A new study has taken an even deeper dive into this theory and has officially “identified 956 gene variants that are associated with an increased risk of insomnia, as reported in the scientific journal Nature Genetics,” Tom Hale reported.
After studying the genetic data of over 1.3 million people, harvested from the genetic data banks UKBiobank and 23andMe, they not only identified these variants, but also discovered that some of these variable genes play an important role in the functionality of axons: the nerve fibers which conduct impulses from one cell body to other cells. Other variant genes were associated with activity in the frontal cortex and subcortical nuclei, which had previously been linked to chronic restless sleep.

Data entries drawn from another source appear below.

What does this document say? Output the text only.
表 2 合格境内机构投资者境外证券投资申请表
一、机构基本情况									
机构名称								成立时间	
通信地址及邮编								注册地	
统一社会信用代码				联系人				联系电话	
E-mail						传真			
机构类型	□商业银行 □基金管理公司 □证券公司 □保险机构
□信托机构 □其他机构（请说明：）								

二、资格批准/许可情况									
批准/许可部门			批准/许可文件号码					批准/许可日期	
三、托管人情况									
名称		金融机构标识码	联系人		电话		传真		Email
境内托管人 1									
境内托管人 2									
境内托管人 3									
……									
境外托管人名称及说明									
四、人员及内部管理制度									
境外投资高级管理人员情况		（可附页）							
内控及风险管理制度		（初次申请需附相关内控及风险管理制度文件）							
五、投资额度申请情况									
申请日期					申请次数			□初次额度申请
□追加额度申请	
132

“Our study shows the insomnia, like so many other neuropsychiatric disorders, is influenced by 100s of genes, each of small effect. These genes by themselves are not that interesting to look at. What counts is their combined effect on the risk of insomnia. We investigated that with a new method, which enabled us to identify specific types of brain cells,” Statistical Genetics professor Danielle Posthuma said in a statement.
“These findings are a breakthrough, since we can now for the first time start searching for underlying mechanisms in individual brain cells in the laboratory,” Guus Smit, study author and neurobiologist at the University of Amsterdam, added.